Neuraxial infusion in patients with chronic intractable cancer and noncancer pain.
Osenbach RK, Harvey S
Curr Pain Headache Rep. 2001;5(3):241.
Ever since the application in 1980 of morphine for spinal analgesia in patients with refractory cancer pain, spinal infusion therapy has become one of the cornerstones for the management of chronic, medically intractable pain. Initially, spinal infusion therapy was indicated only for patients with cancer pain that could not be adequately controlled with systemic narcotics. However, over the past decade, there has been a significant increase in the number of pumps implanted for the treatment of nonmalignant pain. Indeed, "benign" pain syndromes, particularly failed back surgery syndrome, are the most common indication for intrathecal opiates. As we have gained more experience with this therapy, it has become apparent that even intrathecal opiates, when administered in the long term, can be associated with problems such as tolerance, hyperalgesia, and other side effects.
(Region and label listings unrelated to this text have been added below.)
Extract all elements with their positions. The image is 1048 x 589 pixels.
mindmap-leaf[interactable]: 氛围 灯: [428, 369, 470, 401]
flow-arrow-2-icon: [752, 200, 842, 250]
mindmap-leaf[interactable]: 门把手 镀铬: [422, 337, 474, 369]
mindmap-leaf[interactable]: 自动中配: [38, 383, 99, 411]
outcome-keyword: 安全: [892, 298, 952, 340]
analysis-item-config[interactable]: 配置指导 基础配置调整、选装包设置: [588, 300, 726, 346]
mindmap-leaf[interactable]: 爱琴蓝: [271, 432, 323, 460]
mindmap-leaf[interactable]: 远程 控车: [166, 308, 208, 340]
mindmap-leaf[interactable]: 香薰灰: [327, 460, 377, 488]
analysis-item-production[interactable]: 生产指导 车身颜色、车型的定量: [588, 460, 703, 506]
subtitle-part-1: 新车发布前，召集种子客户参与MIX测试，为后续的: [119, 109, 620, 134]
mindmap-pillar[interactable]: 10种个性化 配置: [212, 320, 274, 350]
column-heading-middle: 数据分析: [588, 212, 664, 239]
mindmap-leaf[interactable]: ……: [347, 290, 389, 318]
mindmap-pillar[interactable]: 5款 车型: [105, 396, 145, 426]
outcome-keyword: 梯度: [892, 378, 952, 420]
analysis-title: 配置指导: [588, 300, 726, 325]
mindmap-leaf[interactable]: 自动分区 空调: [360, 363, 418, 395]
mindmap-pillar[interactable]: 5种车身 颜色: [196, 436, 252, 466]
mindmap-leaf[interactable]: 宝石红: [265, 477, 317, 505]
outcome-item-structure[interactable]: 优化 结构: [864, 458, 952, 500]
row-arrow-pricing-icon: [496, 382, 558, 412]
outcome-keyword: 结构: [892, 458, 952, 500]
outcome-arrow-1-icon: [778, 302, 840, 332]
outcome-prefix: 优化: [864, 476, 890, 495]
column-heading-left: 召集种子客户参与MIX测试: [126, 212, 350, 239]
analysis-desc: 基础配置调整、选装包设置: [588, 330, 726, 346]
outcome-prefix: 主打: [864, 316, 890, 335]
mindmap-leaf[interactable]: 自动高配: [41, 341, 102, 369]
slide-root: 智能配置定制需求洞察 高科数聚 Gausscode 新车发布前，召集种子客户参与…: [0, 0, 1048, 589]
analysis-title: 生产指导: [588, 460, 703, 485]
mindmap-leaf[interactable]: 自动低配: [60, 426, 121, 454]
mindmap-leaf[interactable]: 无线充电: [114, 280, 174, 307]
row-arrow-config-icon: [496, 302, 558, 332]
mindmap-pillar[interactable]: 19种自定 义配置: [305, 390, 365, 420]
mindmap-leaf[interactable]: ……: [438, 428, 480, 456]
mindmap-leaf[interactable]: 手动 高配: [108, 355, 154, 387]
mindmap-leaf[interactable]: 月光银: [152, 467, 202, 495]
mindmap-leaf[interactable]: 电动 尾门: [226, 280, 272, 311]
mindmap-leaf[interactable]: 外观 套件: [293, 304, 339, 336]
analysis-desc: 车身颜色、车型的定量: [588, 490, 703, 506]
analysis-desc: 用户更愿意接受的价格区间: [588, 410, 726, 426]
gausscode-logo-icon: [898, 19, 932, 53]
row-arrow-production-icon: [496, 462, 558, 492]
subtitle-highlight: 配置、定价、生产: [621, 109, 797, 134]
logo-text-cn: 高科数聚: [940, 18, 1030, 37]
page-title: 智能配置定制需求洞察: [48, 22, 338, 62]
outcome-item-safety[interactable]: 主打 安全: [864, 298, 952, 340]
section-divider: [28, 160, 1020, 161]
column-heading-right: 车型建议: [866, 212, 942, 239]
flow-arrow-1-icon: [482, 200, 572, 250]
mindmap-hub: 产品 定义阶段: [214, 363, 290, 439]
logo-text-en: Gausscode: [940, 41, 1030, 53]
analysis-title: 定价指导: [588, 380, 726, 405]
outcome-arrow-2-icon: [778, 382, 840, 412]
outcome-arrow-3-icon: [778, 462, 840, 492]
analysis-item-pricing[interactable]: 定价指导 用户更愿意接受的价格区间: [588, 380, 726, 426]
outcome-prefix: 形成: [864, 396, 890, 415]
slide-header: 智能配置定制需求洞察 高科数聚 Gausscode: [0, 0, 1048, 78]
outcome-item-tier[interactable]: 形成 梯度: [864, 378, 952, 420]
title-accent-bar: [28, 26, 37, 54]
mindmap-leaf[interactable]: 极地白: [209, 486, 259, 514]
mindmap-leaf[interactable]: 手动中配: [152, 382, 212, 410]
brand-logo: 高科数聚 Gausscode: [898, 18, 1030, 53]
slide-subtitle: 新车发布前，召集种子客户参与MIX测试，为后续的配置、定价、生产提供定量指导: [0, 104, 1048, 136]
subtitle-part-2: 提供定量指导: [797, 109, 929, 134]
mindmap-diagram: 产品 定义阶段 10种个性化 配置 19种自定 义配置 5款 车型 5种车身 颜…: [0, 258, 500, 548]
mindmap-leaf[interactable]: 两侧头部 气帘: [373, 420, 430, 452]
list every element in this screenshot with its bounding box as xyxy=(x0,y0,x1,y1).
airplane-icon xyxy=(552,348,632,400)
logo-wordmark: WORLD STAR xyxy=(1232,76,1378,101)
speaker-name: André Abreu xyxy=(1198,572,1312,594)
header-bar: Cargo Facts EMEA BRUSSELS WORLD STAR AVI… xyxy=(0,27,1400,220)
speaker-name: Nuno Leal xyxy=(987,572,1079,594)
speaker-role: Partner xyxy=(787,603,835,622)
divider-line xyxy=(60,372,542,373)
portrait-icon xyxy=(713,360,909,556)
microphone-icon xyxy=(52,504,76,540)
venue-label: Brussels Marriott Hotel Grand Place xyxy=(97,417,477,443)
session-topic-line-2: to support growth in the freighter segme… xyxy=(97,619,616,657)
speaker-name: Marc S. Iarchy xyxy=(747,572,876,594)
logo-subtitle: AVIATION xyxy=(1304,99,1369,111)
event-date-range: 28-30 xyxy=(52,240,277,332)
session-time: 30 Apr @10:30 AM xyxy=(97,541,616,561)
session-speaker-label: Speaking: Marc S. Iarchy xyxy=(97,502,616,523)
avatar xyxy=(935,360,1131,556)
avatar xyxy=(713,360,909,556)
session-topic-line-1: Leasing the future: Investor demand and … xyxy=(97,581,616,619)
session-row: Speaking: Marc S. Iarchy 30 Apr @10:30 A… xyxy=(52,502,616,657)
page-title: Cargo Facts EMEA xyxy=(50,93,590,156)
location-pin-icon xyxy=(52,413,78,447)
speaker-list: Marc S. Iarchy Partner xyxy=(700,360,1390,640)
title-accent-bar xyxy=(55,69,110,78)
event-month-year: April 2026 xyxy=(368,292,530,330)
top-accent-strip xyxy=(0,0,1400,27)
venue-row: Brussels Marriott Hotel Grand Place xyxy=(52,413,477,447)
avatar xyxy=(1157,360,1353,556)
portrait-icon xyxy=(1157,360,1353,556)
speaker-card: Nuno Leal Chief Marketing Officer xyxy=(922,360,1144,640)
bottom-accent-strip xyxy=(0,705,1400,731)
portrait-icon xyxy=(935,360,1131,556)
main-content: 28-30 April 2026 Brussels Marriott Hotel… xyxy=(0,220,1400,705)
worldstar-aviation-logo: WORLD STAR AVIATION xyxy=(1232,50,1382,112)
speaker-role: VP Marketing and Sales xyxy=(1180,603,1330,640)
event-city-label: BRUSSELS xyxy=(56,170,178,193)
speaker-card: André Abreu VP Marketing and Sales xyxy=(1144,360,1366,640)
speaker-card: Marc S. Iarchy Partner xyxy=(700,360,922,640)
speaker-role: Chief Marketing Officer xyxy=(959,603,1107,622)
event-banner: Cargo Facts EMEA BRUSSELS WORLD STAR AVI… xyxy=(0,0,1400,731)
Consequently, long-term efficacy has not been as significant as had been hoped. Because of the difficulties associated with long-term intrathecal opiate therapy, much of the research, both basic and clinical, has focused on developing alternative nonopioid agents to be used either alone or in combination with opiates. Clinical trials have been and continue to be conducted to evaluate drugs such as clonidine, SNX-111, local anesthetics, baclofen, and many other less common agents to determine their efficacy andpotential toxicity for intrathecal therapy. This article reviews the agents developed as alternatives to intrathecal opiates.